A Aliança fica situada próxima à saída de Juramento, a seis Km do centro. A cabeceira do Aeroporto Mário Ribeiro da Silveira dá em cima da fazendinha. Na frente dela tem um morro meio pelado, de cascalho e cristais, com árvores do cerrado tipicamente baixas e tortas. A casa tinha uma frente plana com janelas e uma porta, com um alpendre lateral de piso vermelhão, e no restante, piso de tijolos. Não havia sanitário, água encanada nem luz elétrica. Usavam-se cisterna, pote, banho de bacia, urinol, candeia e lampião. Com poucos móveis, alguns bancos, estrados e mesas rústicas, a casa era varrida com vassoura de ramo. Em frente ao alpendre havia um terreiro onde se secavam grãos. No canto da cerca tinha um viveiro com sofrês e outro com sonhins bravos e um deles mordeu o rosto de Benedita, criada por Picucha, a mulher do meu tio. A casa tinha um longo corredor com uns cinco ou seis aposentos. O quarto de Tio Indalício era escuro, misterioso, com guloseimas, remédios, jornais, revistas e um cheiro próprio de coisa guardada, que me encantava.

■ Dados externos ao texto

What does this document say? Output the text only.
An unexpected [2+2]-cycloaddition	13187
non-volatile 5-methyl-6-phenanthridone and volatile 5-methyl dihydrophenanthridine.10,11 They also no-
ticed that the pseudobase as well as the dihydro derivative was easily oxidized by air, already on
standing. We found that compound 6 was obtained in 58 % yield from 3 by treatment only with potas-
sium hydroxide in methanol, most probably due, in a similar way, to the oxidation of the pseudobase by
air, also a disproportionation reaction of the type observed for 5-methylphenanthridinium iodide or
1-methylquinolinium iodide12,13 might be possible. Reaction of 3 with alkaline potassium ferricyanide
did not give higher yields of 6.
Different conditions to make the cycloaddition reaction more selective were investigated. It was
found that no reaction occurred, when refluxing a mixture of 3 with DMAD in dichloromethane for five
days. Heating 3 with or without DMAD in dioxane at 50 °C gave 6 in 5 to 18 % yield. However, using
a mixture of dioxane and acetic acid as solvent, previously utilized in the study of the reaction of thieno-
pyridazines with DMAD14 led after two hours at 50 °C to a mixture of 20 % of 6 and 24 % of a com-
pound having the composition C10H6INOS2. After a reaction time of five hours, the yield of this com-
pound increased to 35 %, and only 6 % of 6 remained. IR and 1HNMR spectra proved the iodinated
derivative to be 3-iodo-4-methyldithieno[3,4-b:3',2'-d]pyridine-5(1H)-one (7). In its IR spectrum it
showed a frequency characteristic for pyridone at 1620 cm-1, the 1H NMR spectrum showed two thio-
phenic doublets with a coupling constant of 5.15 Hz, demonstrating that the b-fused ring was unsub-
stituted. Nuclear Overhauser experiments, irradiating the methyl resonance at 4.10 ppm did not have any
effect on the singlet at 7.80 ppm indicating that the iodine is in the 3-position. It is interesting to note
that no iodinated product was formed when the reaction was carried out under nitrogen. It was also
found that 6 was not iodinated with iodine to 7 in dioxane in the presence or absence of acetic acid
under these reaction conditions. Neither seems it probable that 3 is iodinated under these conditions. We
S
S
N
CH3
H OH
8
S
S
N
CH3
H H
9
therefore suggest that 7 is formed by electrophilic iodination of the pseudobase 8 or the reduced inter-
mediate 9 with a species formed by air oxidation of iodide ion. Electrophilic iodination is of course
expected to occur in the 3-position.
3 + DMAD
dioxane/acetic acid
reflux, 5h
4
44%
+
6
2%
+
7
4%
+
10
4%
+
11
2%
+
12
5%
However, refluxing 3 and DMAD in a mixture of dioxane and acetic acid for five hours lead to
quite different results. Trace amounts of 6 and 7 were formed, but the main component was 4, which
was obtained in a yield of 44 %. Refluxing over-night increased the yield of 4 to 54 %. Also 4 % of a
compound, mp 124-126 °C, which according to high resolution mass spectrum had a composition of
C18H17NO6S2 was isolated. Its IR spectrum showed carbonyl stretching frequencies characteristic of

Ao fundo ficava a cisterna e um amplo pomar com magníficos pés de manga espada, rosita, carlota, comum, “coquim”, além de umbus, laranjas azedas, limões galegos, goiabas, jenipapos, pés de café. Adiante ficava a lagoa, um rego com piabinhas e sanguessugas, e um rio temporário. Havia ao lado da casa um curral e a expectativa de ver tirar leite nas vacas, não me deixava dormir. Era capaz de beber um litro de “leite do curral”. Para além havia o galinheiro, alguns porcos e cocás, todos criados soltos.
Quando chovia, a força daquele verde e a algazarra dos passarinhos entupiam meu espírito de felicidade. E hoje, quando a rolinha fogo-apagou cantou em meu bairro, trouxe os cheiros penetrantes e os sons da minha infância, para me desequilibrarem a saudade.